Web 2.0's clearly about people, and the more people you get, and the more you know about them, the more your company's worth, right? The social graph, while not yet clearly monetizable, is universally considered valuable for the predictive ability we think it has or will soon have.
Which leads to my question: Does data about my friends actually help at all when it comes to guessing things for me? I know Amazon, Netflix and others have demonstrated the predictive power of aggregated data, but my gut says restricting that data only to people I know will make it worse, not better. And if indeed the friend graph decreases predictive ability, what's the value of the social graph beyond the network effect/lock-in to a service?
Pure speculation is cool, though if anyone has hard data on this, that'd be even awesomer.
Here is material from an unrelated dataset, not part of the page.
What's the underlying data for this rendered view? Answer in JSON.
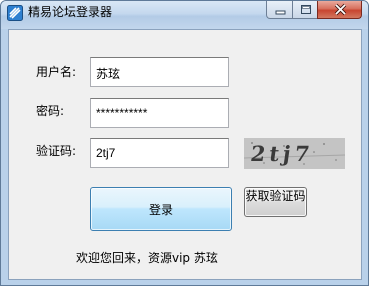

Part of the problem with the social graph, particularly as it exists on broad networking sites like Facebook et al, is the lack of data about the nature of those relationships. (ie, "the more you know about them"). I've got however many dozen friends, but the social graph there doesn't distinguish between the guys I went to primary school with and the guys I see every weekend.
If I could better position my relationships, more accurate data could be created. Eg, if I declare Dave is my 'drinking buddy' and Dan is my 'film friend', the system could make reasonable predictions about what I might like to drink based on Dave and what films I might watch based on Dan, while ignoring the vice-versa.
In other words, the value of the social graph requires more meaningful information about relationships, not just more people. Without that, aggregated data wins out.
You're right - pure speculation is cool!